Student Question
What is the "hashed metaphor" in this quote from "The Gift of the Magi"?
"Oh,and the next two hours tripped by on rosy wings.Forget the hashed metaphor. She was ransacking the stores for Jim's present."
Quick answer:
The "hashed metaphor" in the quote from "The Gift of the Magi" is "the next two hours tripped by on rosy wings." By "hashed," O. Henry means the metaphor is trite, overused, and not very good, as nothing can literally "trip" on wings, rosy or otherwise. He humorously critiques his own florid, sentimental writing style.
O. Henry wrote with a florid and rather self-conscious style. He has been remembered for perhaps a half-dozen of his short stories which contain sincere feeling and sharp observations in spite of the overloaded style of presentation. Another excellent O. Henry story is "The Furnished Room."

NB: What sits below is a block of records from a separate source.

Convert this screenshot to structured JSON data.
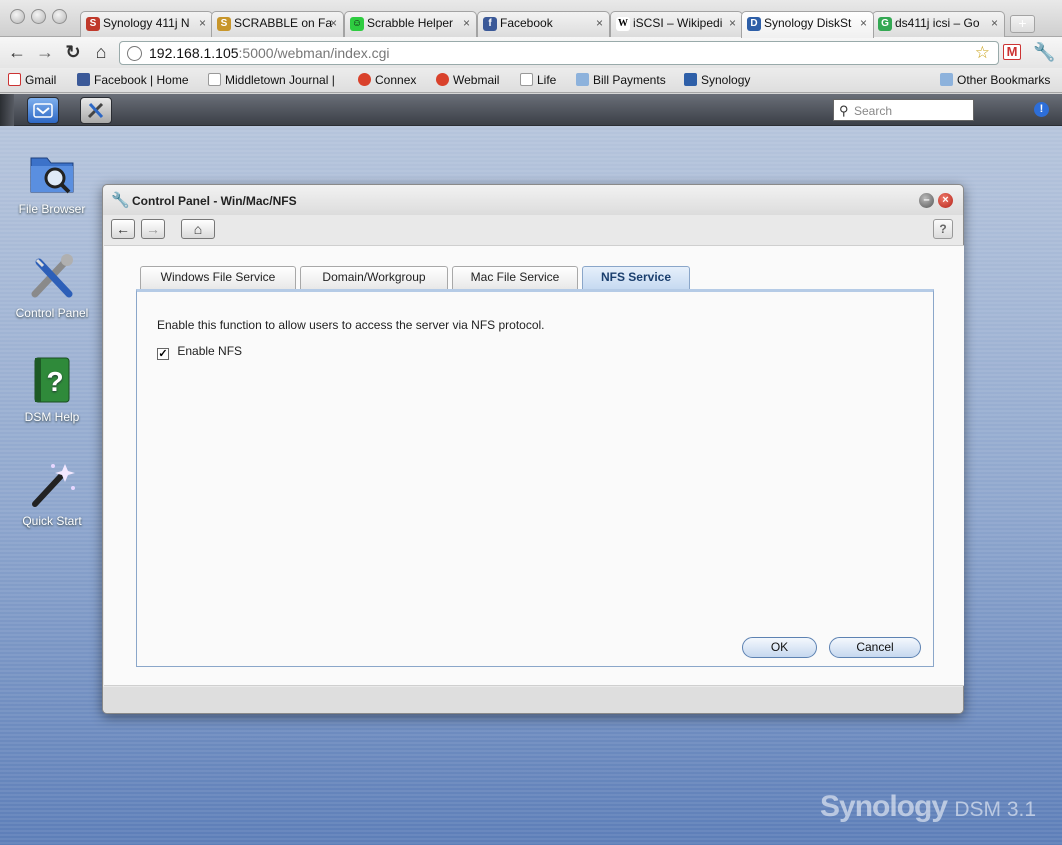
{
  "browser": {
    "tabs": [
      {
        "label": "Synology 411j N",
        "color": "#c0392b",
        "glyph": "S"
      },
      {
        "label": "SCRABBLE on Fa",
        "color": "#c8962b",
        "glyph": "S"
      },
      {
        "label": "Scrabble Helper",
        "color": "#2ecc40",
        "glyph": "☺"
      },
      {
        "label": "Facebook",
        "color": "#3b5998",
        "glyph": "f"
      },
      {
        "label": "iSCSI – Wikipedi",
        "color": "#ffffff",
        "glyph": "W"
      },
      {
        "label": "Synology DiskSt",
        "color": "#2e5fa8",
        "glyph": "D"
      },
      {
        "label": "ds411j icsi – Go",
        "color": "#34a853",
        "glyph": "G"
      }
    ],
    "close_glyph": "×",
    "url_host": "192.168.1.105",
    "url_port": ":5000",
    "url_path": "/webman/index.cgi",
    "bookmarks": [
      {
        "label": "Gmail"
      },
      {
        "label": "Facebook | Home"
      },
      {
        "label": "Middletown Journal |"
      },
      {
        "label": "Connex"
      },
      {
        "label": "Webmail"
      },
      {
        "label": "Life"
      },
      {
        "label": "Bill Payments"
      },
      {
        "label": "Synology"
      }
    ],
    "other_bookmarks": "Other Bookmarks"
  },
  "taskbar": {
    "search_placeholder": "Search"
  },
  "desktop": {
    "icons": [
      {
        "label": "File Browser"
      },
      {
        "label": "Control Panel"
      },
      {
        "label": "DSM Help"
      },
      {
        "label": "Quick Start"
      }
    ],
    "brand": "Synology",
    "brand_version": "DSM 3.1"
  },
  "window": {
    "title": "Control Panel - Win/Mac/NFS",
    "tabs": [
      {
        "label": "Windows File Service"
      },
      {
        "label": "Domain/Workgroup"
      },
      {
        "label": "Mac File Service"
      },
      {
        "label": "NFS Service"
      }
    ],
    "active_tab": "NFS Service",
    "description": "Enable this function to allow users to access the server via NFS protocol.",
    "checkbox_label": "Enable NFS",
    "checkbox_checked": true,
    "check_glyph": "✓",
    "ok_label": "OK",
    "cancel_label": "Cancel",
    "help_glyph": "?"
  }
}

The "hashed metaphor" he refers to in "The Gift of the Magi" is precisely "Oh, and the next two hours tripped by on rosy wings." By "hashed" he means trite, rehashed, stale, overused. It is obviously a metaphor and not a very good one because nothing can "trip" or "dance" on a pair of wings, rosy or otherwise.
O. Henry seems to be writiing hastily to meet a newspaper deadline. He may have been drinking as he wrote his tale. He was a heavy drinker. And, after all, it was Christmas. He is poking fun at his own writing, which is full of hyperbole, sentimentality, and circumlocutions. His writing seems old-fashioned to modern readers, although the mass audience who admired O. Henry in his day had different tastes. They liked melodrama and sentimentality, and O. Henry was writing for a mass audience.